PROSPERO registration number:
CRD42022300527.
Keywords
Introduction
Lung cancer has become a significant public health issue and an enormous burden, with the second-highest incidence and highest mortality rate among all cancers worldwide. 1 Non-small cell lung cancer (NSCLC) accounts for 85% of all lung cancer, 2 commonly leading to brain metastasis (BM). While approximately a quarter of NSCLC patients present BMs at diagnosis, nearly half develop BMs during disease progression, which is the leading cause of death in these patients.3-5 Generally, the brain is regarded as a sanctuary site for metastatic tumor cells because the blood-brain barrier protects them from immune surveillance and chemotherapy. 6
Surgery, stereotactic radiosurgery (SRS), and whole-brain radiation therapy (WBRT) have been regarded as primary treatment modalities for NSCLC. Over the past decades, insights into the biology of this disease have led to the development of novel systemic therapies, including combined chemotherapy, anti-angiogenic therapy, targeted therapy, and immunotherapy. 7 However, the prognosis of NSCLC patients with BMs remains poor, and some patients with multiple brain lesions or diffuse BMs may lose the opportunity to undergo surgical treatment. 8 Moreover, treatment-related adverse events (AEs) following radiotherapy and systemic therapy are common and seriously affect the quality of life (QoL) and treatment compliance in NSCLC patients. Therefore, it is important to seek safe and effective complementary alternative therapies, such as East Asian herbal medicine (EAHM), which can provide effective adjuvant treatment for NSCLC with BMs.

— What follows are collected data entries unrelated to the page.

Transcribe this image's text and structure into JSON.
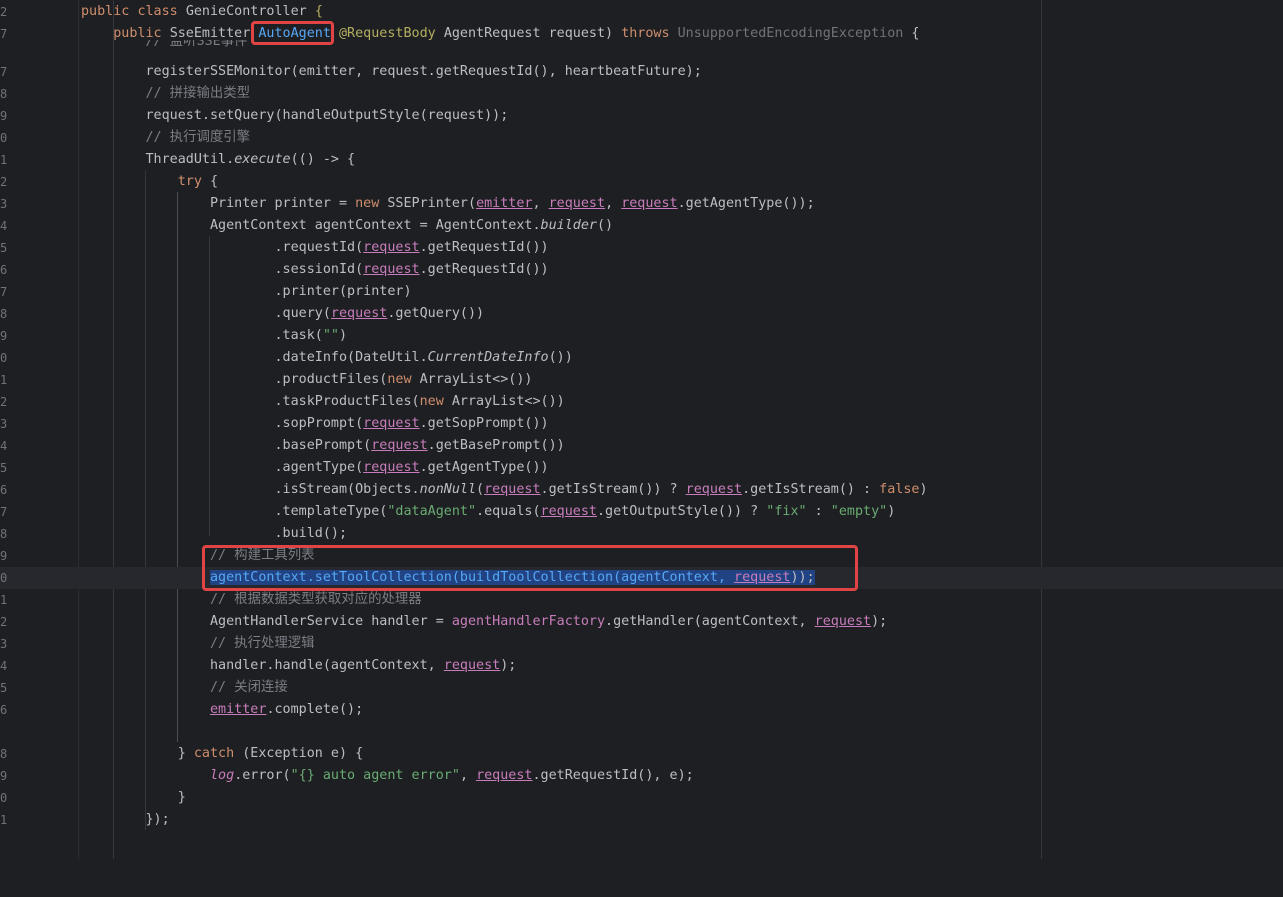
{
  "line_numbers": [
    "2",
    "7",
    "",
    "7",
    "8",
    "9",
    "0",
    "1",
    "2",
    "3",
    "4",
    "5",
    "6",
    "7",
    "8",
    "9",
    "0",
    "1",
    "2",
    "3",
    "4",
    "5",
    "6",
    "7",
    "8",
    "9",
    "0",
    "1",
    "2",
    "3",
    "4",
    "5",
    "6",
    "",
    "8",
    "9",
    "0",
    "1",
    ""
  ],
  "tokens": {
    "l0": [
      "public",
      "class",
      "GenieController",
      "{"
    ],
    "l1": [
      "public",
      "SseEmitter",
      "AutoAgent",
      "@RequestBody",
      "AgentRequest request)",
      "throws",
      "UnsupportedEncodingException",
      "{"
    ],
    "l2": [
      "// 监听SSE事件"
    ],
    "l3": [
      "registerSSEMonitor(emitter, request.getRequestId(), heartbeatFuture);"
    ],
    "l4": [
      "// 拼接输出类型"
    ],
    "l5": [
      "request.setQuery(handleOutputStyle(request));"
    ],
    "l6": [
      "// 执行调度引擎"
    ],
    "l7": [
      "ThreadUtil.",
      "execute",
      "(() -> {"
    ],
    "l8": [
      "try",
      "{"
    ],
    "l9": [
      "Printer printer =",
      "new",
      "SSEPrinter(",
      "emitter",
      ", ",
      "request",
      ", ",
      "request",
      ".getAgentType());"
    ],
    "l10": [
      "AgentContext agentContext = AgentContext.",
      "builder",
      "()"
    ],
    "l11": [
      ".requestId(",
      "request",
      ".getRequestId())"
    ],
    "l12": [
      ".sessionId(",
      "request",
      ".getRequestId())"
    ],
    "l13": [
      ".printer(printer)"
    ],
    "l14": [
      ".query(",
      "request",
      ".getQuery())"
    ],
    "l15": [
      ".task(",
      "\"\"",
      ")"
    ],
    "l16": [
      ".dateInfo(DateUtil.",
      "CurrentDateInfo",
      "())"
    ],
    "l17": [
      ".productFiles(",
      "new",
      "ArrayList<>())"
    ],
    "l18": [
      ".taskProductFiles(",
      "new",
      "ArrayList<>())"
    ],
    "l19": [
      ".sopPrompt(",
      "request",
      ".getSopPrompt())"
    ],
    "l20": [
      ".basePrompt(",
      "request",
      ".getBasePrompt())"
    ],
    "l21": [
      ".agentType(",
      "request",
      ".getAgentType())"
    ],
    "l22": [
      ".isStream(Objects.",
      "nonNull",
      "(",
      "request",
      ".getIsStream()) ? ",
      "request",
      ".getIsStream() : ",
      "false",
      ")"
    ],
    "l23": [
      ".templateType(",
      "\"dataAgent\"",
      ".equals(",
      "request",
      ".getOutputStyle()) ? ",
      "\"fix\"",
      " : ",
      "\"empty\"",
      ")"
    ],
    "l24": [
      ".build();"
    ],
    "l25": [
      "// 构建工具列表"
    ],
    "l26": [
      "agentContext.setToolCollection(buildToolCollection(agentContext, ",
      "request",
      "));"
    ],
    "l27": [
      "// 根据数据类型获取对应的处理器"
    ],
    "l28": [
      "AgentHandlerService handler = ",
      "agentHandlerFactory",
      ".getHandler(agentContext, ",
      "request",
      ");"
    ],
    "l29": [
      "// 执行处理逻辑"
    ],
    "l30": [
      "handler.handle(agentContext, ",
      "request",
      ");"
    ],
    "l31": [
      "// 关闭连接"
    ],
    "l32": [
      "emitter",
      ".complete();"
    ],
    "l34": [
      "}",
      "catch",
      "(Exception e) {"
    ],
    "l35": [
      "log",
      ".error(",
      "\"{} auto agent error\"",
      ", ",
      "request",
      ".getRequestId(), e);"
    ],
    "l36": [
      "}"
    ],
    "l37": [
      "});"
    ]
  },
  "colors": {
    "background": "#1e1f22",
    "keyword": "#cf8e6d",
    "string": "#6aab73",
    "comment": "#7a7e85",
    "method_highlight": "#56a8f5",
    "field": "#c77dbb",
    "annotation": "#b3ae60",
    "selection": "#214283",
    "highlight_box": "#e04444"
  }
}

EAHM refers to natural materials used as medicines to treat diseases in East Asia, based on theories of syndrome differentiation and treatment, which include traditional Chinese herbal medicine (CHM), Korean herbal medicine (KHM) and Japanese Kampo medicine (KM). 9 EAHM provide comprehensive approaches to NSCLC therapies, 10 and have gradually become a huge resource base for developing anticancer drugs.11-13 EAHM have the unique advantages of synergism, attenuation of cancer treatment, comprehensive palliative treatment, 14 alleviation of treatment-related symptoms, and improvement in the overall well-being.15,16 Previous clinical trials and meta-analyses have already demonstrated that EAHM could prolong the survival time, improve survival rate, reduce recurrence and metastasis, and improve clinical symptoms and QoL in NSCLC.17,18 In addition, the use of EAHM also could delay acquired resistance and reduce the occurrence of treatment-related AEs in NSCLC.19-21
Meanwhile, EAHM could benefit NSCLC patients with BMs. The brain microenvironment, with its unique cell types, anatomical structures, metabolic constraints, and immune environment, differs drastically from the microenvironments of extracranial lesions, imposing a distinct and profound selective pressure on tumor cells and affecting the therapeutic effect of drugs on BMs. 22 Thus, immunotherapy, which targets the cancer-immune microenvironment, may provide a breakthrough in the treatment of BMs.23,24 Moreover, EAHM plays a positive role in cancer immune regulation by regulating both the innate (macrophages, dendritic cells, natural killer cells, and myeloid-derived suppressor cells) and adaptive (CD4+/CD8+ T lymphocytes, Treg cells, and B cells) immunity. 25 Dendritic cells (DCs) are key antigen-presenting cells (APCs) that orchestrate T-cell immunity and play an important role in antitumor programs. 26 Through this mechanism, EAHM, such as ginseng polysaccharides, may have immune-stimulatory or immune-suppressive properties.27,28 Peripheral T lymphocytes are mainly divided into 2 subgroups: CD4+ and CD8+ T cells, which play a crucial role in anti-tumor immunity. 29 An animal study showed that Astragalus polysaccharides and polysaccharopeptide could improve the CD4+/CD8+ T lymphocytes ratio. The results suggest that the herbal formula can enhance the immunological function by increasing helper T cells. 30 In addition, several randomized controlled trials (RCTs) have demonstrated the significant advantages of combined EAHM over chemoradiotherapy or targeted therapy alone in the improvement of QoL, clinical manifestations, and disease control rate (DCR).31,32
To date, no systematic reviews or meta-analyses have focused on EAHM for NSCLC with BMs. Therefore, we believe that a comprehensive evaluation of the available high-quality evidence on the efficacy and safety of EAHM in NSCLC patients with BMs is essential. This systematic review aims to assess the efficacy and safety of EAHM for the treatment of BMs in NSCLC patients to provide credible evidence for its clinical application and identify herbs associated with improved prognosis for further research.
Methods
This protocol and systematic review will be guided by the PRISMA Protocols (PRISMA-P) and the Preferred Reporting Items for Systematic Reviews and Meta-Analyses (PRISMA) guidelines, respectively.33,34 This study was registered with the PROSPERO (No. CRD42022300527). The proposed start date of this study was October 1, 2022. The PRISMA-P checklist is available in Additional File 1.
Eligibility Criteria
Participants
This study will review RCTs including NSCLC patients with BMs diagnosed using pathological and radiographic tests.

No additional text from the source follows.